Hot-path engineering for the all-pairs join:
- transitions are stored CSR (per-state sorted slice) → O(log deg) lookup, O(len) memory, no hashing — and crucially no O(deg) scan at the high-degree root, which the scan hammers when strings are dissimilar;
- the b-side automaton is prebuilt once per string (
build_sam) and reused for every pair, so the all-pairs cost is n builds + n² scans, not n² builds.

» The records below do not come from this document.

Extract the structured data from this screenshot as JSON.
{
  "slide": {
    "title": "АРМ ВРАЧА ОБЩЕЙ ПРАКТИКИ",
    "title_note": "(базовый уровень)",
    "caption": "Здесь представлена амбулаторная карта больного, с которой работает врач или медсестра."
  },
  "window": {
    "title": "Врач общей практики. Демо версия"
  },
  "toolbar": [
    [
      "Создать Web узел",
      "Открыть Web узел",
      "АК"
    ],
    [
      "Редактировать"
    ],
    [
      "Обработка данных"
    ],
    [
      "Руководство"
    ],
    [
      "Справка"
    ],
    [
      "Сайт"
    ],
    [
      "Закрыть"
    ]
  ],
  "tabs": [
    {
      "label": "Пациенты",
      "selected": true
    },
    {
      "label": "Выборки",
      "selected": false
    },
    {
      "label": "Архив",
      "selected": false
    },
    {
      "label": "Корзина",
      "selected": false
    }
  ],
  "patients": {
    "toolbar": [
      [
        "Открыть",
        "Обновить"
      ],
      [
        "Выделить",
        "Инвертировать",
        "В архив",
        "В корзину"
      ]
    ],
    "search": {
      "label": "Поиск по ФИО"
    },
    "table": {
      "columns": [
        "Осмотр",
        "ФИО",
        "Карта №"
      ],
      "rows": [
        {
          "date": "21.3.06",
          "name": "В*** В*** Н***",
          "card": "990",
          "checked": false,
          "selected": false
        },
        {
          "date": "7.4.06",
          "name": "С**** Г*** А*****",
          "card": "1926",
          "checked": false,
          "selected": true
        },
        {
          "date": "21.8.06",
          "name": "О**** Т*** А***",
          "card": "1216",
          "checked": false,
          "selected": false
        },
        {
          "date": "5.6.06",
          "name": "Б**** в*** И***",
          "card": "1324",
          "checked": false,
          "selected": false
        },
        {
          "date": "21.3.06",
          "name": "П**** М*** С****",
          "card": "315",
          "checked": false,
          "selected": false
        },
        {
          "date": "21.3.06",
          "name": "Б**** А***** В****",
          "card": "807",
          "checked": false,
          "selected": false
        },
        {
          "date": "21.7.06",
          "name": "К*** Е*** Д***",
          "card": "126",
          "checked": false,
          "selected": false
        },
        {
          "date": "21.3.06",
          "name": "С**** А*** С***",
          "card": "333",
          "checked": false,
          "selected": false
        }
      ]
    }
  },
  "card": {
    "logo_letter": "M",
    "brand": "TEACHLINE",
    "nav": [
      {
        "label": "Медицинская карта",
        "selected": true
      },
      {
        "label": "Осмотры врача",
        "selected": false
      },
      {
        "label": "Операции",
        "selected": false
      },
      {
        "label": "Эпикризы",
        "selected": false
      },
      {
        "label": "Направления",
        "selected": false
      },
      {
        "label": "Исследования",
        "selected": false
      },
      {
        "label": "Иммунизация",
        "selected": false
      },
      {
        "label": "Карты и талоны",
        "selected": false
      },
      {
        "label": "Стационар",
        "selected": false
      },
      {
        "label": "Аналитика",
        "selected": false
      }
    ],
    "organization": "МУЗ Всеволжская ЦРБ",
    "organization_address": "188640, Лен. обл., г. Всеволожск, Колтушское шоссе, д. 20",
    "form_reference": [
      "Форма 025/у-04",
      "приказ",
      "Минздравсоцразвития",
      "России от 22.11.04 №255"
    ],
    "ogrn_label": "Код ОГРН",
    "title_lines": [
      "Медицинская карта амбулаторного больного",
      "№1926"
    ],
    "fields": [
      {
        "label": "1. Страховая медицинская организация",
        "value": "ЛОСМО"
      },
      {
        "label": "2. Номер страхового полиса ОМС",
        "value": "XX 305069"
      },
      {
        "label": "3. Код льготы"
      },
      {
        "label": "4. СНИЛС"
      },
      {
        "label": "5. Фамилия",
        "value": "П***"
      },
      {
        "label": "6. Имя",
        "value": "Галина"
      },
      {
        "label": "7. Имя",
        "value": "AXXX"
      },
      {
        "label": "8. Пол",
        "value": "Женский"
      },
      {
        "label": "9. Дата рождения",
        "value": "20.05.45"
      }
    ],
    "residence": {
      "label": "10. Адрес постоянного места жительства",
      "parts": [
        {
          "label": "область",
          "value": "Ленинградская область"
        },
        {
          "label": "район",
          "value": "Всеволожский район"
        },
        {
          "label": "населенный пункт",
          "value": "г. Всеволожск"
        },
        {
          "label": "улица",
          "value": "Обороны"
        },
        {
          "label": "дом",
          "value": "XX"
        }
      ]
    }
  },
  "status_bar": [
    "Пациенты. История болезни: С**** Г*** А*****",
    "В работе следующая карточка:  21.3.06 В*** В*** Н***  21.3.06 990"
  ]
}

Operates on char (code points), so it is bit-identical to difflib on non-ASCII.
Structs§
- Sam
- Suffix automaton with CSR (sorted-per-state) transitions — built once, queried by scans.
Functions§
- build_
sam - Build (and finalize) the suffix automaton of
b— prebuild once, reuse across pairs. - gestalt_
edge - Edge test that also yields the exact ratio:
Some(ratio)iffRO(a,b) >= threshold, elseNone. Keeps the reject early-exit (abort the instant the upper boundM + Σ min(window) < need) but computes full M on the qualifying branch so the cached ratio feeds the clustermin_sim— caching edge ratios here meansmin_simonly recomputes the rare non-edge (chained) intra-cluster pairs, not the whole dense blob. Bit-identical to(let r = ratio; (r >= threshold).then_some(r)). - gestalt_
qualifies - Threshold-aware exact decision: does
RO(a,b) ≥ threshold? Computes the matched total M with two-sided early-exit — accept the instantM ≥ need, reject the instant the upper boundM + Σ min(window lengths) < need. Exact (the bound never drops a qualifying pair), and dissimilar pairs abort long before the full decomposition.need = ⌈threshold·(|a|+|b|)/2⌉. - gestalt_
qualifies_ ms - The threshold early-exit recursion given precomputed matching statistics (
fstate/fmatchforaof lengthnavssam_b). Split out so the scan can be done in an MLP batch separately. - gestalt_
ratio gestalt_ratio(a, b) -> float: exact difflib ratio, computed via suffix-automaton LCS.- gestalt_
ratio_ capped - Cluster
min_simhelper: returns the exact ratio whenRO(a,b) <= cap, otherwise a value> cap(it accept-early-exits the instant M exceeds the cap’s bound). Used to find a cluster’s minimum pairwise ratio withcur = cur.min(gestalt_ratio_capped(a, b, sam, cur)): in a dense cluster the dominant high-ratio pairs blow pastcurand are pruned after the first block or two, so full M is computed only for the genuinely-low pairs. Bit-identical minimum to the full ratio. - gestalt_
ratio_ chars - gestalt_
ratio_ prebuilt - Ratio of
avs the string the prebuiltsam_bwas built from (=b). - matching_
stats_ cost - Cost probe: run only the matching-statistics scan of
avssam_b(the unavoidable per-pair floor — RO’s first block is an LCS, Θ(|a|)) and return a checksum so it isn’t optimized out. Measures the pure scan throughput separate from the RO recursion.